Les autres hommes ont d’autres maîtres. En ce qui me
concerne, mon talent me rend esclave au point de pas oser l’employer,
de peur de l’avoir perdu. De plus, je suis tellement esclave
de mon nom que j’ose à peine écrire une ligne,
de peur de lui nuire. Et, lorsque la dépression arrive finalement,
je suis aussi son esclave. Mon plus grand désir est de la
retenir, mon plus grand plaisir est de sentir que tout ce que je
valais résidait dans ce que je crois avoir perdu : la capacité
de créer de la beauté à partir de mon désespoir,
de mon dégoût et de mes faiblesses. Avec une joie amère,
je désire voir mes maisons tomber en ruine et me voir moi-même
enseveli sous la neige de l’oubli. Mais la dépression
est une poupée russe et, dans la dernière poupée,
se trouvent un couteau, une lame de rasoir, un poison, une eau profonde
et un saut dans un grand trou. Je finis par devenir l’esclave
de tous ces instruments de mort. Ils me suivent comme des chiens,
à moins que le chien, ce ne soit moi. Et il me semble comprendre
que le suicide est la seule preuve de la liberté humaine.
Mais, venant d’une direction que je ne soupçonne pas
encore, voici que s’approche le miracle de la libération.
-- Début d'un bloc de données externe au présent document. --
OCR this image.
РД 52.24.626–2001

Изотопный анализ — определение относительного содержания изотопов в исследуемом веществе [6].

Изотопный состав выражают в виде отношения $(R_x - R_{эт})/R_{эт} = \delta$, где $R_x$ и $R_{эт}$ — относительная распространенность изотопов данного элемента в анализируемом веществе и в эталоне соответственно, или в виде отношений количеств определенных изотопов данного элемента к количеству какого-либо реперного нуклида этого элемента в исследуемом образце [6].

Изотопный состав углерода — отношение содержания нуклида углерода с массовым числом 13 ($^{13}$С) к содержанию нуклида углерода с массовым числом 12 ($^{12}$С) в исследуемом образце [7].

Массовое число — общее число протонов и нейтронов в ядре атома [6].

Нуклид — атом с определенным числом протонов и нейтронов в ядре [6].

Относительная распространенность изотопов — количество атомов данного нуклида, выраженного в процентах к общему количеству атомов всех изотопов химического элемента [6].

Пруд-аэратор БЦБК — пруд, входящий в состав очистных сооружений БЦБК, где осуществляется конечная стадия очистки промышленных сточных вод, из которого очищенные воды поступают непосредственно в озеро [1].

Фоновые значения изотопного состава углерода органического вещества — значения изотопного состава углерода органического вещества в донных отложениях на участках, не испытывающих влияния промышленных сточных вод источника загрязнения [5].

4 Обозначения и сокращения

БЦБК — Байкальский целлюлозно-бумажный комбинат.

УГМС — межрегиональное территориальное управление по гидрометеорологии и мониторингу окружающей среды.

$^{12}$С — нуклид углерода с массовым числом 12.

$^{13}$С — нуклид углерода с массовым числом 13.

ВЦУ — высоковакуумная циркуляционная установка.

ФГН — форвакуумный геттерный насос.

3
Cela peut se produire sur le rivage, et la même éternité
qui, tout à l’heure, suscitait mon effroi est maintenant
le témoin de mon accession à la liberté. En
quoi consiste donc ce miracle ? Tout simplement dans la découverte
soudaine que personne, aucune puissance, aucun être humain,
n’a le droit d’énoncer envers moi des exigences
telles que mon désir de vivre vienne à s’étioler.
Car si ce désir n’existe pas, qu’est-ce qui peut
alors exister ?
Puisque je suis au bord de la mer, je peux apprendre de la mer.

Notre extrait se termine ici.